Sedangkan kerusakan ahli ibadah –seperti orang-orang Nashara– ialah dengan: - beribadah kepada Allah dengan hawa nafsunya, bukan dengan sesuatu yang dibawa oleh Rasul-Nya, - melampaui batas (ghuluw) terhadap para tuan guru (masyayikh) sehingga menempatkan mereka pada posisi rububiyah (memiliki sifat-sifat dan kemampuan layaknya Allah seperti mengetahui perkara ghaib, memberi keselamatan, karunia, dan sebagainya, pen.). Walhasil, orang yang berilmu, apabila dia melakukan penyelewengan atau penyimpangan berdasarkan pengetahuan dan pemahamannya, berarti dia telah mengenal al-haq tapi menentangnya. Bisa jadi karena mengikuti hawa nafsu, atau mencari dunia, atau karena mengkhawatirkan dirinya sendiri.
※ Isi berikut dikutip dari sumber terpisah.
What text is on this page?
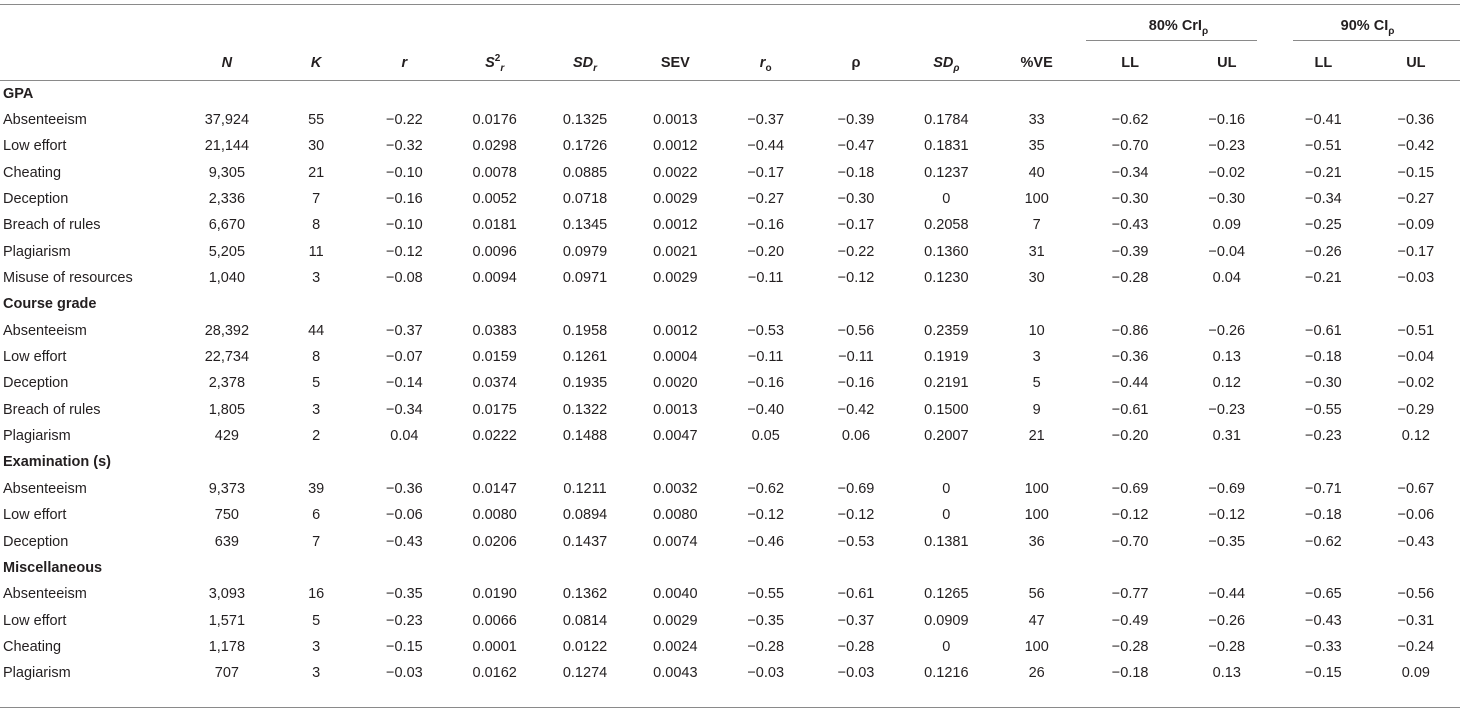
											80% CrI$_\rho$		90% $CI_\rho$

	N	K	r	$S^2_r$	$SD_r$	SEV	$r_o$	ρ	$SD_\rho$	%VE	LL	UL	LL	UL
GPA														
Absenteeism	37,924	55	−0.22	0.0176	0.1325	0.0013	−0.37	−0.39	0.1784	33	−0.62	−0.16	−0.41	−0.36
Low effort	21,144	30	−0.32	0.0298	0.1726	0.0012	−0.44	−0.47	0.1831	35	−0.70	−0.23	−0.51	−0.42
Cheating	9,305	21	−0.10	0.0078	0.0885	0.0022	−0.17	−0.18	0.1237	40	−0.34	−0.02	−0.21	−0.15
Deception	2,336	7	−0.16	0.0052	0.0718	0.0029	−0.27	−0.30	0	100	−0.30	−0.30	−0.34	−0.27
Breach of rules	6,670	8	−0.10	0.0181	0.1345	0.0012	−0.16	−0.17	0.2058	7	−0.43	0.09	−0.25	−0.09
Plagiarism	5,205	11	−0.12	0.0096	0.0979	0.0021	−0.20	−0.22	0.1360	31	−0.39	−0.04	−0.26	−0.17
Misuse of resources	1,040	3	−0.08	0.0094	0.0971	0.0029	−0.11	−0.12	0.1230	30	−0.28	0.04	−0.21	−0.03
Course grade														
Absenteeism	28,392	44	−0.37	0.0383	0.1958	0.0012	−0.53	−0.56	0.2359	10	−0.86	−0.26	−0.61	−0.51
Low effort	22,734	8	−0.07	0.0159	0.1261	0.0004	−0.11	−0.11	0.1919	3	−0.36	0.13	−0.18	−0.04
Deception	2,378	5	−0.14	0.0374	0.1935	0.0020	−0.16	−0.16	0.2191	5	−0.44	0.12	−0.30	−0.02
Breach of rules	1,805	3	−0.34	0.0175	0.1322	0.0013	−0.40	−0.42	0.1500	9	−0.61	−0.23	−0.55	−0.29
Plagiarism	429	2	0.04	0.0222	0.1488	0.0047	0.05	0.06	0.2007	21	−0.20	0.31	−0.23	0.12
Examination (s)														
Absenteeism	9,373	39	−0.36	0.0147	0.1211	0.0032	−0.62	−0.69	0	100	−0.69	−0.69	−0.71	−0.67
Low effort	750	6	−0.06	0.0080	0.0894	0.0080	−0.12	−0.12	0	100	−0.12	−0.12	−0.18	−0.06
Deception	639	7	−0.43	0.0206	0.1437	0.0074	−0.46	−0.53	0.1381	36	−0.70	−0.35	−0.62	−0.43
Miscellaneous														
Absenteeism	3,093	16	−0.35	0.0190	0.1362	0.0040	−0.55	−0.61	0.1265	56	−0.77	−0.44	−0.65	−0.56
Low effort	1,571	5	−0.23	0.0066	0.0814	0.0029	−0.35	−0.37	0.0909	47	−0.49	−0.26	−0.43	−0.31
Cheating	1,178	3	−0.15	0.0001	0.0122	0.0024	−0.28	−0.28	0	100	−0.28	−0.28	−0.33	−0.24
Plagiarism	707	3	−0.03	0.0162	0.1274	0.0043	−0.03	−0.03	0.1216	26	−0.18	0.13	−0.15	0.09
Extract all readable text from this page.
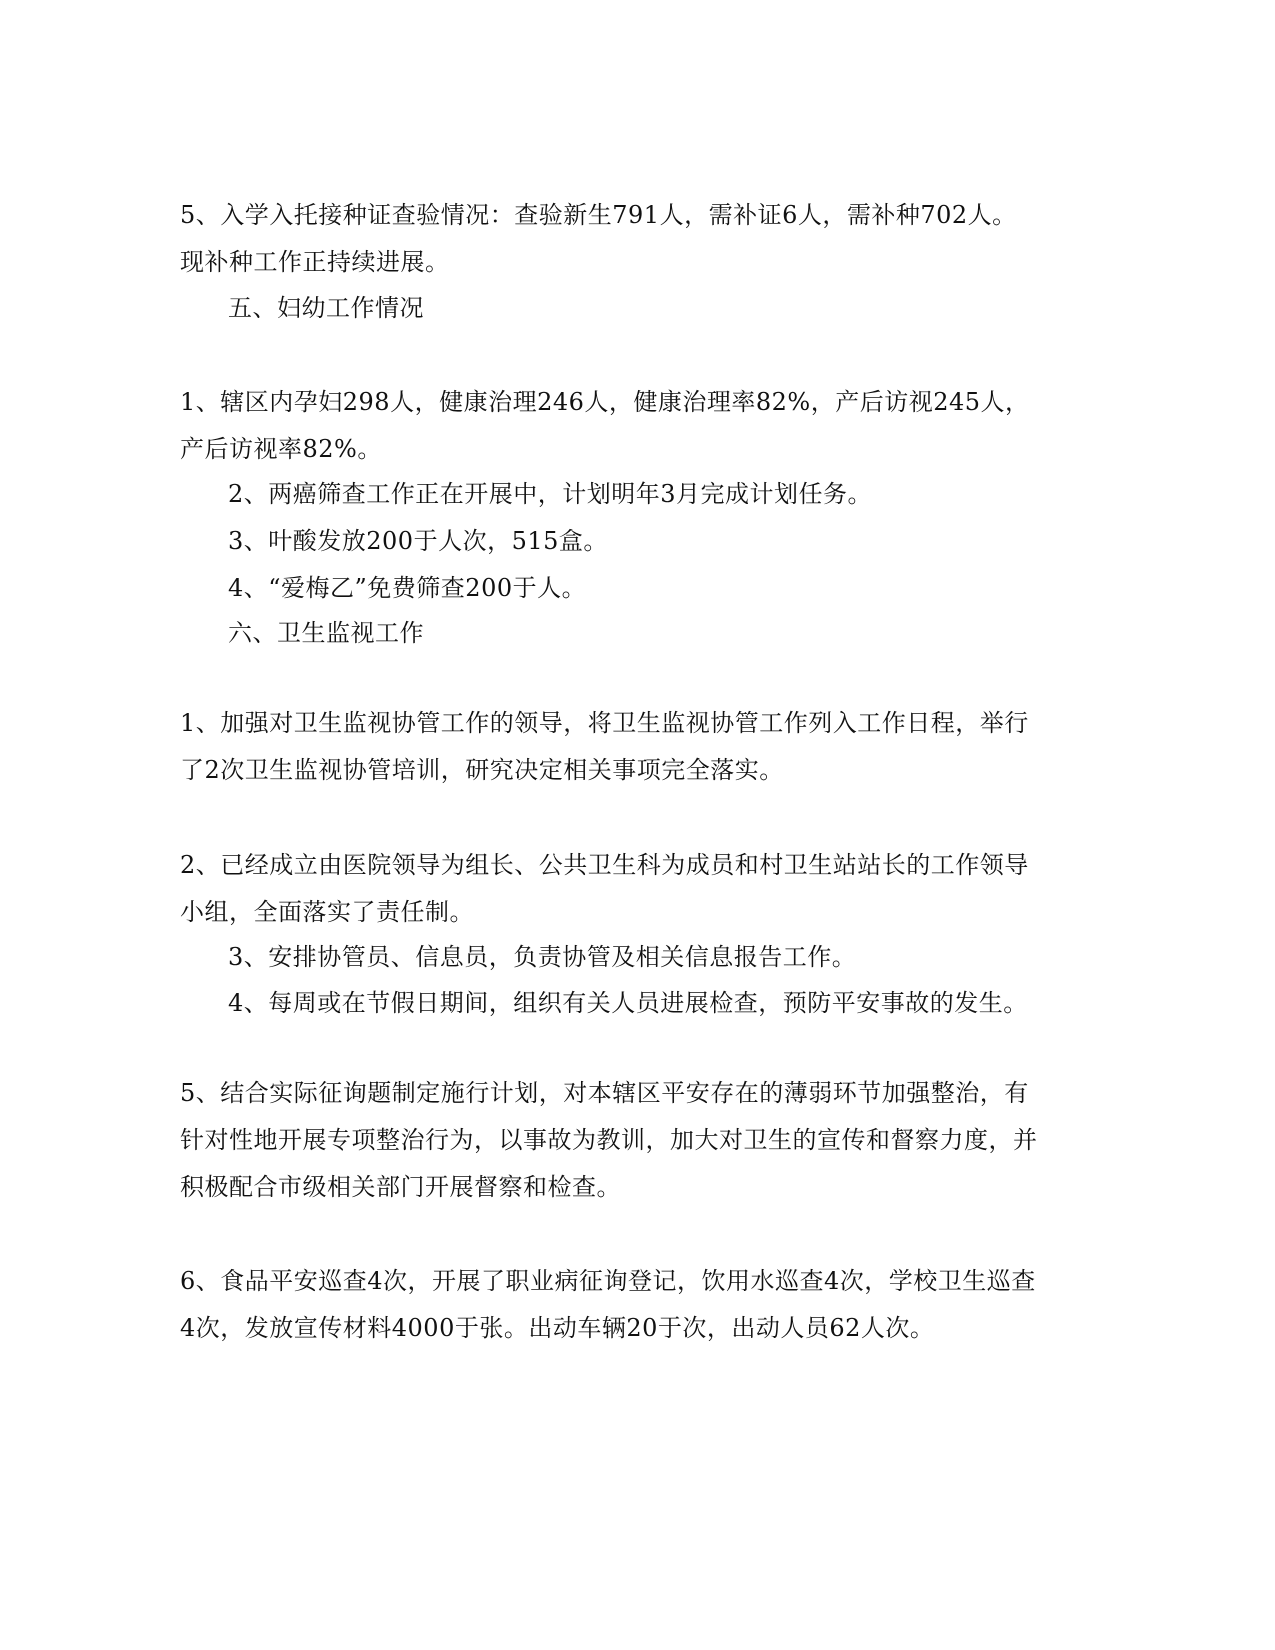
5、入学入托接种证查验情况：查验新生791人，需补证6人，需补种702人。现补种工作正持续进展。
五、妇幼工作情况
1、辖区内孕妇298人，健康治理246人，健康治理率82%，产后访视245人，产后访视率82%。
2、两癌筛查工作正在开展中，计划明年3月完成计划任务。
3、叶酸发放200于人次，515盒。
4、“爱梅乙”免费筛查200于人。
六、卫生监视工作
1、加强对卫生监视协管工作的领导，将卫生监视协管工作列入工作日程，举行了2次卫生监视协管培训，研究决定相关事项完全落实。
2、已经成立由医院领导为组长、公共卫生科为成员和村卫生站站长的工作领导小组，全面落实了责任制。
3、安排协管员、信息员，负责协管及相关信息报告工作。
4、每周或在节假日期间，组织有关人员进展检查，预防平安事故的发生。
5、结合实际征询题制定施行计划，对本辖区平安存在的薄弱环节加强整治，有针对性地开展专项整治行为，以事故为教训，加大对卫生的宣传和督察力度，并积极配合市级相关部门开展督察和检查。
6、食品平安巡查4次，开展了职业病征询登记，饮用水巡查4次，学校卫生巡查4次，发放宣传材料4000于张。出动车辆20于次，出动人员62人次。
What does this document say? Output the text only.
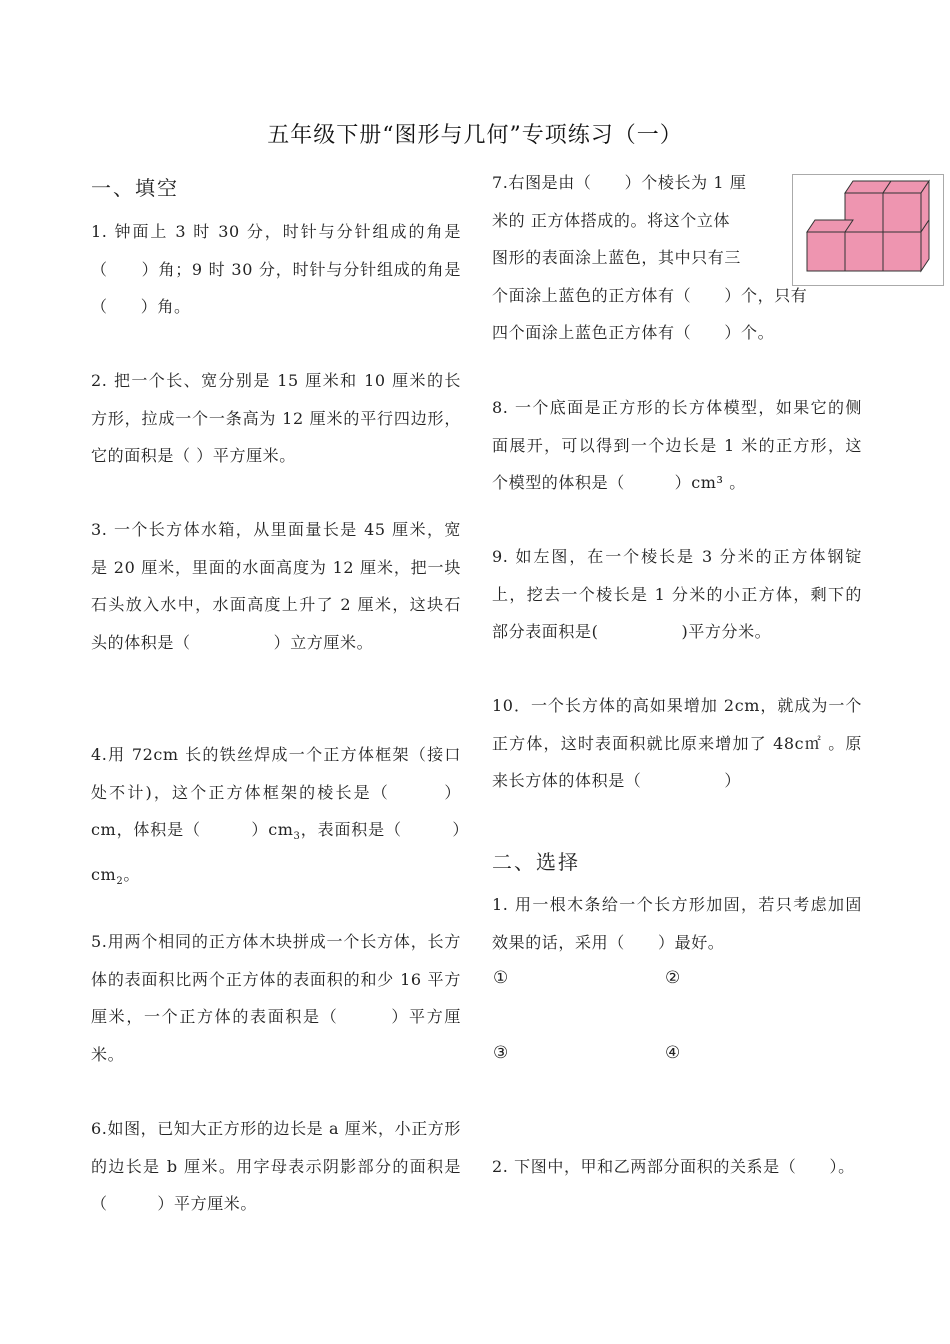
五年级下册“图形与几何”专项练习（一）
一、填空
1. 钟面上 3 时 30 分，时针与分针组成的角是（　　）角；9 时 30 分，时针与分针组成的角是（　　）角。
2. 把一个长、宽分别是 15 厘米和 10 厘米的长方形，拉成一个一条高为 12 厘米的平行四边形，它的面积是（ ）平方厘米。
3. 一个长方体水箱，从里面量长是 45 厘米，宽是 20 厘米，里面的水面高度为 12 厘米，把一块石头放入水中，水面高度上升了 2 厘米，这块石头的体积是（　　　　　）立方厘米。
4.用 72cm 长的铁丝焊成一个正方体框架（接口处不计)，这个正方体框架的棱长是（　　　）cm，体积是（　　　）$cm_3$，表面积是（　　　）$cm_2$。
5.用两个相同的正方体木块拼成一个长方体，长方体的表面积比两个正方体的表面积的和少 16 平方厘米，一个正方体的表面积是（　　　）平方厘米。
6.如图，已知大正方形的边长是 a 厘米，小正方形的边长是 b 厘米。用字母表示阴影部分的面积是（　　　）平方厘米。
7.右图是由（　　）个棱长为 1 厘
米的 正方体搭成的。将这个立体
图形的表面涂上蓝色，其中只有三
个面涂上蓝色的正方体有（　　）个，只有
四个面涂上蓝色正方体有（　　）个。
8. 一个底面是正方形的长方体模型，如果它的侧面展开，可以得到一个边长是 1 米的正方形，这个模型的体积是（　　　）cm³ 。
9. 如左图，在一个棱长是 3 分米的正方体钢锭上，挖去一个棱长是 1 分米的小正方体，剩下的部分表面积是(　　　　　)平方分米。
10．一个长方体的高如果增加 2cm，就成为一个正方体，这时表面积就比原来增加了 48c㎡ 。原来长方体的体积是（　　　　　）
二、选择
1. 用一根木条给一个长方形加固，若只考虑加固效果的话，采用（　　）最好。
①	②
③	④
2. 下图中，甲和乙两部分面积的关系是（　　）。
Sedangkan ahli-ahli ibadah yang tersesat, mereka itu tidak mengenal al-haq, mengada-adakan bid’ah lalu menambah dan mengurangi sebagian dari ajaran Allah. Tentang Bal’am bin Ba’ura Memang, kisah ini bersumber dari cerita-cerita Israiliyat. Di mana kita tidak bisa begitu saja secara mutlak menerima dan mendustakannya. Tetapi tipe atau karakter yang disebutkan dalam kisah ini banyak kita lihat dalam kenyataan di sekitar kita. Apalagi setelah kita mengenal bentuk-bentuk kesesatan orang-orang Yahudi dalam uraian sebelumnya.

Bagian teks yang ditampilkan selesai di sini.